Como agir com pacientes cardiopatas na Odontologia?
Não existe, porém, uma definição oficial para o conceito de saúde mental, de acordo com a Organização Mundial de Saúde (OMS). O termo está relacionado à forma como uma pessoa reage às exigências, desafios e mudanças da vida e ao modo como harmoniza suas ideias e emoções.

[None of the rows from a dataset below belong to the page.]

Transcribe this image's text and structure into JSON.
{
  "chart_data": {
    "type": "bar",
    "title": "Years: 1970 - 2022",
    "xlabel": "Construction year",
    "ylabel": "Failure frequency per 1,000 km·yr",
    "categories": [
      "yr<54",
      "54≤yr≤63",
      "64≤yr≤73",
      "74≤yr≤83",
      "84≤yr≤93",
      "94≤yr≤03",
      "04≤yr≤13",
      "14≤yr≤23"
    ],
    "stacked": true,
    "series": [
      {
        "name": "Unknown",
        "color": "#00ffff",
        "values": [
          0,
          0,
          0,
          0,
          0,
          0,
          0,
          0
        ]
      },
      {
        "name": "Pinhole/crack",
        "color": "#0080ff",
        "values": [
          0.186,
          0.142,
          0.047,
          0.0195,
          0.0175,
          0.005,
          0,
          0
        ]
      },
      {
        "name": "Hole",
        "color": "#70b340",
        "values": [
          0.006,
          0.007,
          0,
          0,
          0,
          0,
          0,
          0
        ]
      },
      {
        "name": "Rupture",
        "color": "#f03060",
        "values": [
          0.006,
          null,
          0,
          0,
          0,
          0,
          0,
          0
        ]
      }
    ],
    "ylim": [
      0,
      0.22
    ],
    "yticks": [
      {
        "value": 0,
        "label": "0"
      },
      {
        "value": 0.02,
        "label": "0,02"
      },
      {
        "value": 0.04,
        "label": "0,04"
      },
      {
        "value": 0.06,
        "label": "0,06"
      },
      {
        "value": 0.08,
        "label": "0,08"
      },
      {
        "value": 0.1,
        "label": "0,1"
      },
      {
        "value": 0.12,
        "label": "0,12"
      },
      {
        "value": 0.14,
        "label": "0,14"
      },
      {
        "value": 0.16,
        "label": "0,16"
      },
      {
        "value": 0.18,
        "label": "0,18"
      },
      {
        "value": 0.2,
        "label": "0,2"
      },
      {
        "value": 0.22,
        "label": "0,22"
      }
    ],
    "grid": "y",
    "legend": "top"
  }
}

Os resultados do estudo demonstraram que os cirurgiões-dentistas com mais de vinte anos de atividade profissional queixam-se de doenças sabidamente relacionadas ao estresse psicológico tais como: distúrbios posturais, dores na coluna cervical, enxaquecas constantes, hipertensão arterial, depressão, fibromialgias, ...
Na área de saúde mental, o enfermeiro é o profissional que promove uma supervisão segura do paciente, bem como a administração de medicamentos e o aporte emocional.
Quais são os cuidados necessários em casos de emergência de pacientes psiquiátricos?
O cirurgião-dentista deve atentar para os pacientes hipotireóideos que fazem reposição hormonal, porque toleram menos os analgésicos opióides, e para os pacientes com hipertireoidismo, tratados com propiltiouracila, porque podem se queixar de parotidites e úlceras bucais e apresentar quadros de agranulocitose.
Manejo clínico com pacientes hipertensos
Mudanças de comportamento ou de humor, dificuldade de raciocínio ou concentração, problemas para conviver com outras pessoas ou expressar ideias com coerência, todos esses podem ser sinais de um transtorno mental.
O transtorno bipolar começa tipicamente na adolescência ou início da idade adulta e continua ao longo da vida. Muitas vezes não é reconhecido como uma doença e os pacientes podem sofrer por anos ou décadas sem o diagnóstico. O transtorno bipolar é muitas vezes difícil de identificar e diagnosticar.
Ainda que a pessoa com Transtorno Bipolar esteja em fase depressiva, não a culpe e nem a acuse. Em vez disso, tente sempre lembrar de como essa pessoa já sofre diante de tantas emoções e coloque-se à disposição para ajudá-la, caso ela precise de algo, nem que seja um ombro amigo para ouvi-la.
A presença de uma pessoa com Transtorno Afetivo Bipolar (TAB) pode comprometer significativamente o ambiente de trabalho. Isso porque esses indivíduos costumam oscilar de humor e acabam deixando o local um tanto quanto instável.
Durante um episódio de oscilação a pessoa com transtorno bipolar tipo 2 pode achar que está melhorando da depressão, por estar mais sociável e com disposição. No entanto, esse aumento de euforia, na verdade, são desequilíbrios bioquímicos que contribuem para que aconteçam novas depressões no futuro.